Wilton Júnior / Estadão
Wilton Júnior / Estadão

Roberto Carlos se apresenta na Espanha pela primeira vez em 25 anos

Último álbum do cantor, 'Amor sin límite' tem canções inéditas em espanhol

Javier Herrero, EFE

24 de maio de 2019 | 11h08

Madri – Seja como anacronismo sentimental ou como eterna essência do romântico, Roberto Carlos interrompeu nesta quinta-feira um longo hiato de 25 anos sem se apresentar na Espanha para defender uma forma de cantar o amor preso em sutilezas, mesmo em tempos de reggaeton.

Aos 77 anos, um pouco mais que estrelas espanholas contemporâneas como Julio Iglesias, Raphael e José Luis Rodríguez, a lenda da música brasileira conseguiu reunir cerca de 8.000 pessoas no WiZink Center de Madri, a capacidade máxima, para sua única apresentação no país.
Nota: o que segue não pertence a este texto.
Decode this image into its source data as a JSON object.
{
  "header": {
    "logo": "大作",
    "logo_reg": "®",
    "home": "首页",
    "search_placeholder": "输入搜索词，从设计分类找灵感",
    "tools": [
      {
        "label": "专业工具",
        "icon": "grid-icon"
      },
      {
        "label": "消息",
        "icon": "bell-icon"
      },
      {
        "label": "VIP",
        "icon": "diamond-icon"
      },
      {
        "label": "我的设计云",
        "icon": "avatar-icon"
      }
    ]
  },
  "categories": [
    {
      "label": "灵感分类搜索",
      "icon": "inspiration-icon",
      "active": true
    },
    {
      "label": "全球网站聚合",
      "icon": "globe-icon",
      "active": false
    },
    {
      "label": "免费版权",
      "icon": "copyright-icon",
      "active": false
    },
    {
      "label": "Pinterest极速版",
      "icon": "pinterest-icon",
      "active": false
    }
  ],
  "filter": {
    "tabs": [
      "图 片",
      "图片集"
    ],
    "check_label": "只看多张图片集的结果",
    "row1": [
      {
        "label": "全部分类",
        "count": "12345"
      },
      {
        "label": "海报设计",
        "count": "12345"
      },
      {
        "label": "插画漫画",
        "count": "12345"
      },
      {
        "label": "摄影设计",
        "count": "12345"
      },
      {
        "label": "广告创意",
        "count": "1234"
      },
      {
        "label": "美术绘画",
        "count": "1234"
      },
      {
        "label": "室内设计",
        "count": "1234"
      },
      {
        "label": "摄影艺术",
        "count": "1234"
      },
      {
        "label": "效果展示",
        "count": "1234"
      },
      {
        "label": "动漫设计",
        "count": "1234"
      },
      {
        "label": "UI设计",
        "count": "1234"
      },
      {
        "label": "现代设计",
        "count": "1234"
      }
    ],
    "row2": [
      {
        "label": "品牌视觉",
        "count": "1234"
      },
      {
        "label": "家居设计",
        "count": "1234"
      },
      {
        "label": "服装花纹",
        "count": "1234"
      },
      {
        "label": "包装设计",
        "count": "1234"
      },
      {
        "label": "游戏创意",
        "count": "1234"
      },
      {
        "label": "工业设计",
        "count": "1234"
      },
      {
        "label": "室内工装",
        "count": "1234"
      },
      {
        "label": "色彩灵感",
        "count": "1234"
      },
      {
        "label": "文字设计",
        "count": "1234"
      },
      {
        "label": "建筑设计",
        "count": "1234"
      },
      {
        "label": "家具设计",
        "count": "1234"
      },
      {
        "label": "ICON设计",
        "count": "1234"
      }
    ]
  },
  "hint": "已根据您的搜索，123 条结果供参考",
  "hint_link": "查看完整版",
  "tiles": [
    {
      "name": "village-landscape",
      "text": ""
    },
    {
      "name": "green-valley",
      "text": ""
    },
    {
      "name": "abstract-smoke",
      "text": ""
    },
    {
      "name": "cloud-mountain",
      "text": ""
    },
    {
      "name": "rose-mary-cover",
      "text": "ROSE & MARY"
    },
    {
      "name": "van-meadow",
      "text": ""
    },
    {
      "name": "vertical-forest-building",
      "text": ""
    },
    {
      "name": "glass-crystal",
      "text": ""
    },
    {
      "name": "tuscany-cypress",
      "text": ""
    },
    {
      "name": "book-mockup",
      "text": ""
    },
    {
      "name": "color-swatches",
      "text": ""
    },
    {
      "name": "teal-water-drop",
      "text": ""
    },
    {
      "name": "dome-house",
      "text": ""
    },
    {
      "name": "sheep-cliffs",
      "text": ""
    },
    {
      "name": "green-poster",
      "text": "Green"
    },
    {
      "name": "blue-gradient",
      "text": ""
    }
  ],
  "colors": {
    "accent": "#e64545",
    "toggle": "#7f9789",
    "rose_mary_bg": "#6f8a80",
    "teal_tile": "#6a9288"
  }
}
A razão da visita, intitulada Amor sin límite (2019), é seu último álbum, que se destaca em sua extensa discografia por ser seu primeiro de trabalho com canções inéditas em castelhano em um quarto de século.

No entanto, o novo trabalho só foi representado no show por Esa mujer, que gravou com Alejandro Sanz, uma vez que o cantor preferiu focar a apresentação em clássicos como Emociones.

Com o tradicional terno azul e camisa e sapatos brancos, como se Madri fosse por uma noite a Miami dos anos 1980, Roberto Carlos transformou o WiZink Center no ponto de encontro de todos aqueles que há mais de 30 anos (ou 40) cantam orgulhosos o amor lírico.

Mesmo que sua cabeleira não ostente a frondosidade de outrora e que a fluência dos seus movimentos delate os achaques do tempo, o cantor provou que mantém seu vínculo com o público espanhol e, o que é mais difícil, a contundência dos graves da sua voz (embora não tanto os agudos).

"Que prazer vê-los aqui na Espanha, em Madri! Obrigado por este carinho e amor, por essas coisas lindas que recebi de vocês desde que nasci. Sei disso há muito tempo, mas é uma alegria enorme depois de tantos anos sem vir. Muitas coisas aconteceram na minha vida, mas agora estou aqui e acho que vou voltar muitas vezes mais", prometeu.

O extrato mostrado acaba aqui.